We could partially reproduce the findings of Matoori et al., who reported an age dependence of hepatic signal enhancement with Gd-EOB-DTPA normalized to the enhancement in the spleen and skeletal muscle [34]. Negative correlation with age was however not only found for HUI (representing a normalization to the enhancement in the spleen) but also for RE alone, although the sample size is much smaller than in the referenced study. Further studies have to show if the cause of this effect is not solely the decrease in functional hepatic tissue in the elderly.

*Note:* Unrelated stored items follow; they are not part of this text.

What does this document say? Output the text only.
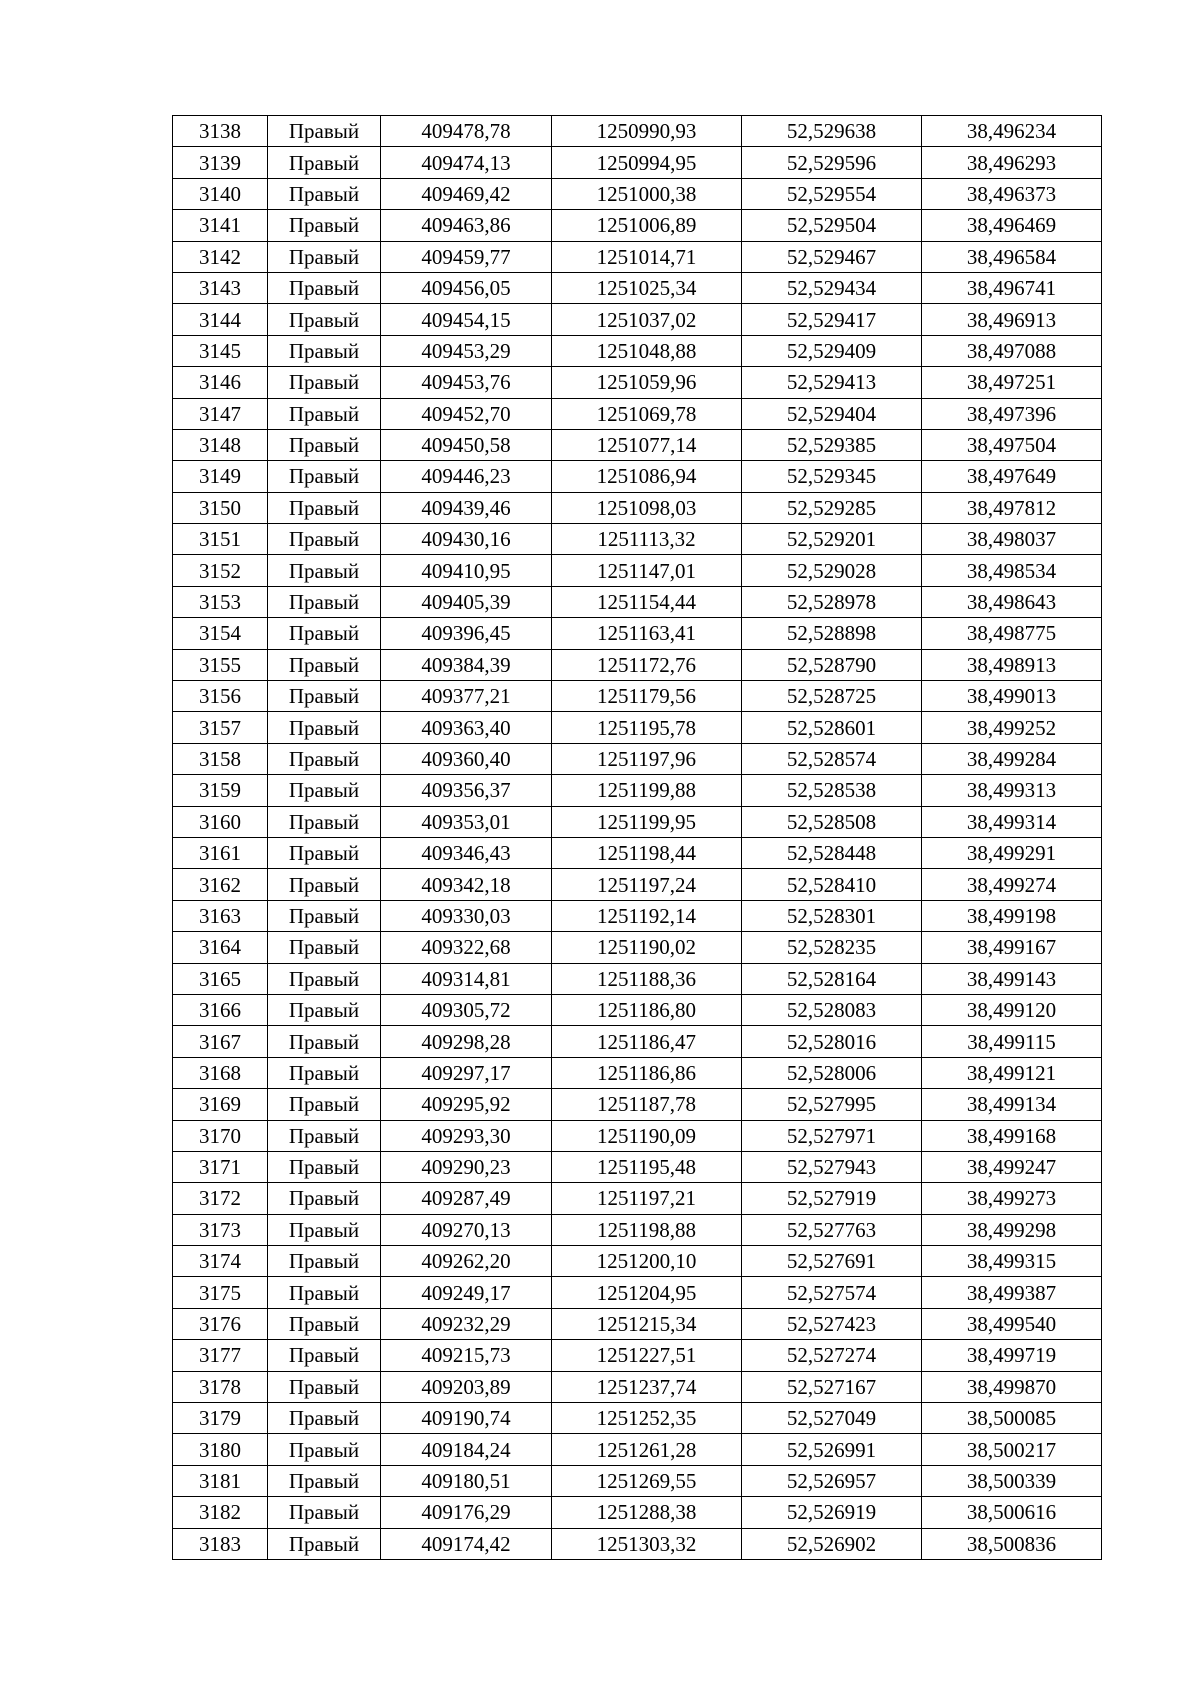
3138	Правый	409478,78	1250990,93	52,529638	38,496234
3139	Правый	409474,13	1250994,95	52,529596	38,496293
3140	Правый	409469,42	1251000,38	52,529554	38,496373
3141	Правый	409463,86	1251006,89	52,529504	38,496469
3142	Правый	409459,77	1251014,71	52,529467	38,496584
3143	Правый	409456,05	1251025,34	52,529434	38,496741
3144	Правый	409454,15	1251037,02	52,529417	38,496913
3145	Правый	409453,29	1251048,88	52,529409	38,497088
3146	Правый	409453,76	1251059,96	52,529413	38,497251
3147	Правый	409452,70	1251069,78	52,529404	38,497396
3148	Правый	409450,58	1251077,14	52,529385	38,497504
3149	Правый	409446,23	1251086,94	52,529345	38,497649
3150	Правый	409439,46	1251098,03	52,529285	38,497812
3151	Правый	409430,16	1251113,32	52,529201	38,498037
3152	Правый	409410,95	1251147,01	52,529028	38,498534
3153	Правый	409405,39	1251154,44	52,528978	38,498643
3154	Правый	409396,45	1251163,41	52,528898	38,498775
3155	Правый	409384,39	1251172,76	52,528790	38,498913
3156	Правый	409377,21	1251179,56	52,528725	38,499013
3157	Правый	409363,40	1251195,78	52,528601	38,499252
3158	Правый	409360,40	1251197,96	52,528574	38,499284
3159	Правый	409356,37	1251199,88	52,528538	38,499313
3160	Правый	409353,01	1251199,95	52,528508	38,499314
3161	Правый	409346,43	1251198,44	52,528448	38,499291
3162	Правый	409342,18	1251197,24	52,528410	38,499274
3163	Правый	409330,03	1251192,14	52,528301	38,499198
3164	Правый	409322,68	1251190,02	52,528235	38,499167
3165	Правый	409314,81	1251188,36	52,528164	38,499143
3166	Правый	409305,72	1251186,80	52,528083	38,499120
3167	Правый	409298,28	1251186,47	52,528016	38,499115
3168	Правый	409297,17	1251186,86	52,528006	38,499121
3169	Правый	409295,92	1251187,78	52,527995	38,499134
3170	Правый	409293,30	1251190,09	52,527971	38,499168
3171	Правый	409290,23	1251195,48	52,527943	38,499247
3172	Правый	409287,49	1251197,21	52,527919	38,499273
3173	Правый	409270,13	1251198,88	52,527763	38,499298
3174	Правый	409262,20	1251200,10	52,527691	38,499315
3175	Правый	409249,17	1251204,95	52,527574	38,499387
3176	Правый	409232,29	1251215,34	52,527423	38,499540
3177	Правый	409215,73	1251227,51	52,527274	38,499719
3178	Правый	409203,89	1251237,74	52,527167	38,499870
3179	Правый	409190,74	1251252,35	52,527049	38,500085
3180	Правый	409184,24	1251261,28	52,526991	38,500217
3181	Правый	409180,51	1251269,55	52,526957	38,500339
3182	Правый	409176,29	1251288,38	52,526919	38,500616
3183	Правый	409174,42	1251303,32	52,526902	38,500836
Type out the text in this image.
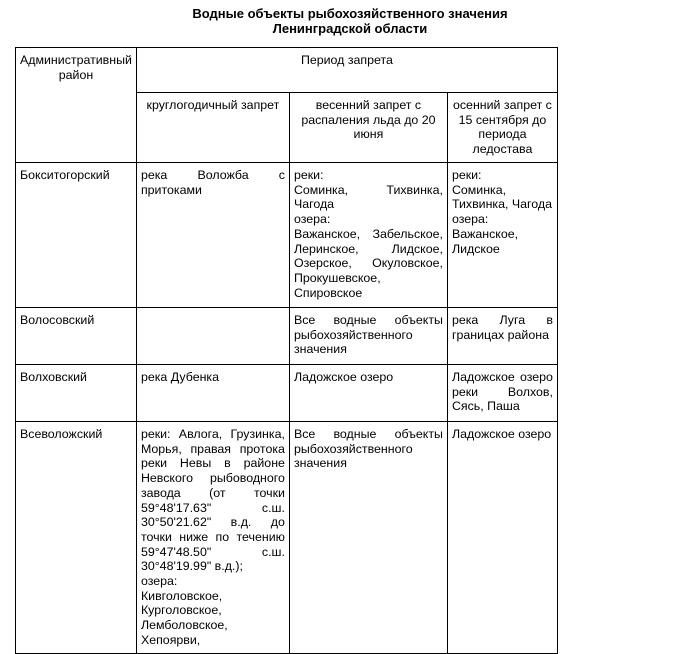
Водные объекты рыбохозяйственного значения
Ленинградской области
Административный район	Период запрета		
	круглогодичный запрет	весенний запрет с распаления льда до 20 июня	осенний запрет с 15 сентября до периода ледостава
Бокситогорский	река Воложба с притоками	реки:
Соминка, Тихвинка, Чагода
озера:
Важанское, Забельское, Леринское, Лидское, Озерское, Окуловское, Прокушевское, Спировское	реки:
Соминка, Тихвинка, Чагода
озера: Важанское, Лидское

Волосовский		Все водные объекты рыбохозяйственного значения	река Луга в границах района

Волховский	река Дубенка	Ладожское озеро	Ладожское озеро реки Волхов, Сясь, Паша

Всеволожский	реки: Авлога, Грузинка, Морья, правая протока реки Невы в районе Невского рыбоводного завода (от точки 59°48'17.63" с.ш. 30°50'21.62" в.д. до точки ниже по течению 59°47'48.50" с.ш. 30°48'19.99" в.д.);
озера:
Кивголовское, Курголовское, Лемболовское, Хепоярви,	Все водные объекты рыбохозяйственного значения	Ладожское озеро
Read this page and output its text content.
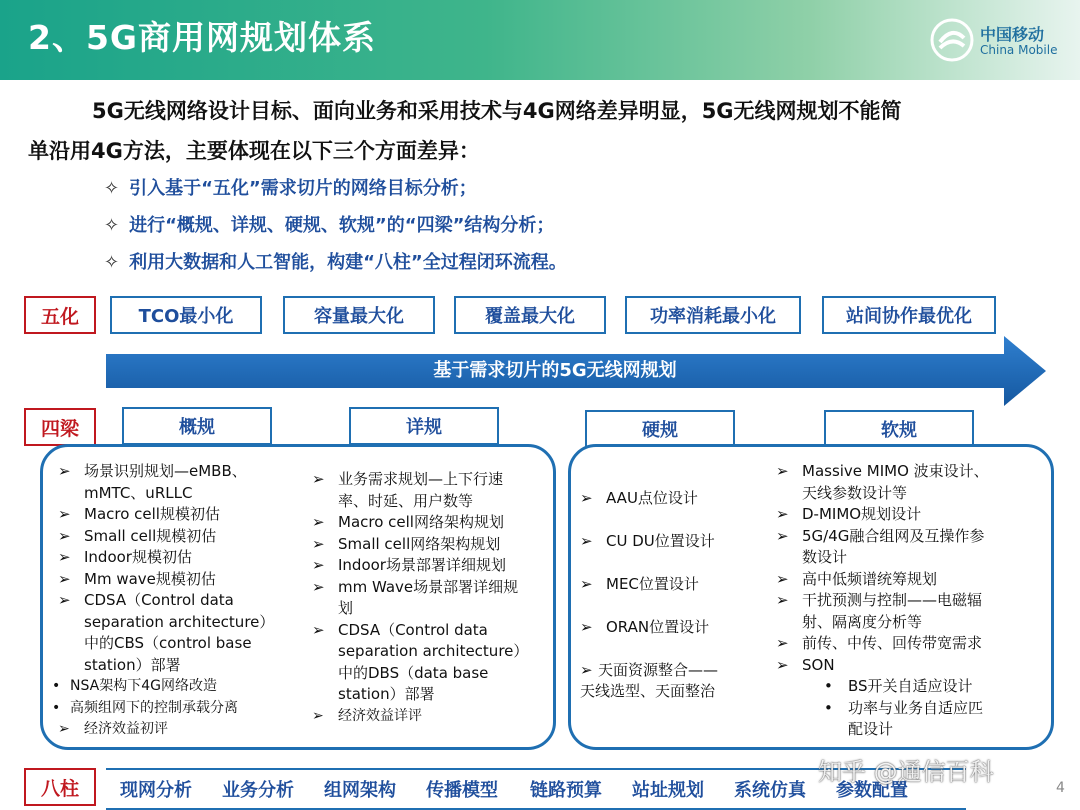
2、5G商用网规划体系	中国移动
China Mobile
5G无线网络设计目标、面向业务和采用技术与4G网络差异明显，5G无线网规划不能简
单沿用4G方法，主要体现在以下三个方面差异：
✧ 引入基于“五化”需求切片的网络目标分析；
✧ 进行“概规、详规、硬规、软规”的“四梁”结构分析；
✧ 利用大数据和人工智能，构建“八柱”全过程闭环流程。
五化	TCO最小化	容量最大化	覆盖最大化	功率消耗最小化	站间协作最优化
基于需求切片的5G无线网规划
四梁	概规	详规	硬规	软规
➢ 场景识别规划—eMBB、
mMTC、uRLLC
➢ Macro cell规模初估
➢ Small cell规模初估
➢ Indoor规模初估
➢ Mm wave规模初估
➢ CDSA（Control data
separation architecture）
中的CBS（control base
station）部署
• NSA架构下4G网络改造
• 高频组网下的控制承载分离
➢ 经济效益初评
➢ 业务需求规划—上下行速
率、时延、用户数等
➢ Macro cell网络架构规划
➢ Small cell网络架构规划
➢ Indoor场景部署详细规划
➢ mm Wave场景部署详细规
划
➢ CDSA（Control data
separation architecture）
中的DBS（data base
station）部署
➢ 经济效益详评
➢ AAU点位设计
➢ CU DU位置设计
➢ MEC位置设计
➢ ORAN位置设计
➢ 天面资源整合——
天线选型、天面整治
➢ Massive MIMO 波束设计、
天线参数设计等
➢ D-MIMO规划设计
➢ 5G/4G融合组网及互操作参
数设计
➢ 高中低频谱统筹规划
➢ 干扰预测与控制——电磁辐
射、隔离度分析等
➢ 前传、中传、回传带宽需求
➢ SON
• BS开关自适应设计
• 功率与业务自适应匹
配设计
八柱	现网分析 业务分析 组网架构 传播模型 链路预算 站址规划 系统仿真 参数配置
知乎 @通信百科
4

Our study has several limitations: first, we only used static measurement of signal intensity and neither dynamic measurement – which allows calculation of hepatic extraction fraction – nor T1 mapping – which yields more reproducible and transferable values. Second, we were unable to account for effects of renal function on the hepatic supply of Gd-EOB-DTPA. Gd-EOB-DTPA is eliminated both renally and hepatically, and reduced renal capacity can slightly increase hepatic enhancement [35, 36]. In our population, however, no patient had renal impairment defined by a creatinine clearance lower than 50 ml/min. Third, hyperbilirubinemia due to cholestasis could influence the results because of a competition of Gd-EOB-DTPA with bilirubin in the hepatocellular uptake transporters OATP1B1 and OATP1B3 [37, 38]. A subgroup analysis of patients without elevated bilirubin did, however, not show different overall results.

In conclusion, we postulate that Gd-EOB-DTPA-enhanced MRI may be used to monitor the functional increase in the FLR after PVE and to depict the intraoperative liver injury leading to a decrease in FLR function. The shift in hepatic Gd-EOB-DTPA uptake from the right to the left liver lobe takes place in the first 14 days after PVE with no further significant increase in the following 14 days, favouring early resection after PVE. Contrary to other studies, we identified no MRI parameter able to predict the success of FLR growth in our population. In summary, the Gd-EOB-DTPA-based liver function test opens the possibility of integrating functional information on a regional level in routine liver workup, but the optimal output parameter has yet to be identified.